Lyrically, it’s not Geologic’s best album but that’s not to say Cinemetropolis isn’t profound. Unlike 2007’s Bayani, the messages on their new release don’t stare you in the face. They’re there, but they’re hiding. The exception to this rule is “Oskar Barnack – Oscar Grant” in which Geo – in seditious tones – encourages the masses to “shoot the cops/shoot the cops/take your cameras out your pockets, people”. Undoubtedly, Geo’s creativity is in full-force. “Ain’t no A’s or B’s/you all average/C this D?/get F’d if y’all asking” keeps with his educational theme when he apologizes to “any teacher’s suspended for the song”, a nod to a Spokane, WA high school teacher suspended in September of last year for passing out lyrics of a Blue Scholar track.

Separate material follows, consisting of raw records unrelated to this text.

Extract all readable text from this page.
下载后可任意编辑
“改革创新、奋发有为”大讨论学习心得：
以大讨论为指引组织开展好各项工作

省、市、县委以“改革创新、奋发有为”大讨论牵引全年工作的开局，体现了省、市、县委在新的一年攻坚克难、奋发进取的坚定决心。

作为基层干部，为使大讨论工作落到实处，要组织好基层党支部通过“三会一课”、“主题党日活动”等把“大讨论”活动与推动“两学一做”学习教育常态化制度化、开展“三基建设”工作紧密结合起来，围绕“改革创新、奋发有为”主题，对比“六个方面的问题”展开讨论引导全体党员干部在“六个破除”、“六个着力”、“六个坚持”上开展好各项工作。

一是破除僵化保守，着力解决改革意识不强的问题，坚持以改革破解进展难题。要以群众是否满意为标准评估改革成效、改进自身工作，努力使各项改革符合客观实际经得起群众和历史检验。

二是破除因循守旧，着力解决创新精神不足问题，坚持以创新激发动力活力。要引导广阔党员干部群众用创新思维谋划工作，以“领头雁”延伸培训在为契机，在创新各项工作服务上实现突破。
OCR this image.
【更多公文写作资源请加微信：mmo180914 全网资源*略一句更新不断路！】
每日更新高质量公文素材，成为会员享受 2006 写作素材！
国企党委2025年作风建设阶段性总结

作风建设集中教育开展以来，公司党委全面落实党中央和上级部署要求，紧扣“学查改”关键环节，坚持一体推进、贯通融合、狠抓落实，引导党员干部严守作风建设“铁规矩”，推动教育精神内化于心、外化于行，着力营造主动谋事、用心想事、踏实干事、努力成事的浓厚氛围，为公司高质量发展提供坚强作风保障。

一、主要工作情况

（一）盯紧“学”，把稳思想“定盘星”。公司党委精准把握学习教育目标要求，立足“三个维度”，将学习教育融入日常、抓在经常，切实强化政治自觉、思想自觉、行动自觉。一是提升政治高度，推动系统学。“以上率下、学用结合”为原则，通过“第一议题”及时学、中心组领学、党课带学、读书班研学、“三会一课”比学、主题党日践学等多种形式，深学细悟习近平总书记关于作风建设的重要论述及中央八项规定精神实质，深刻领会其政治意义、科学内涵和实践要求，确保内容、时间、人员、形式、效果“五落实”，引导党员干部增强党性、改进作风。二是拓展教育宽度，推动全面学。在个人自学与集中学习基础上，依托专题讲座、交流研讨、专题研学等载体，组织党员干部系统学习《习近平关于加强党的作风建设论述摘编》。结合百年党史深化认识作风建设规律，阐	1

Behind the wheels, Sabzi takes things to another level. He successfully maintains the group’s signature sound, creating déjà-vu moments reminiscent of earlier releases. “Yuri Kochiyama” hints at Bayani’s “Loyalty” and “Fou Lee” is like a Far Eastern version of “Hi”. While nostalgia is fun, any tendencies of repetition are offset by entirely novel beats on the title track as well as “Fin”. “Seijun Suzuki” is as close as an indie Northwest rap duo dares come to a banger. The taiko drum infused rhythms are a nice touch.
Like Radiohead’s, In Rainbows, Cinemetroplis is a step forward in how artists approach music distribution. Producing listener-sponsored music videos for every track sounds like something more akin to public radio than a rap group. However, Geo and Sabzi seem to be of that rare breed that’s willing to truly innovate. They’re walking the walk while talking the talk and believe me, the talk is worth a listen.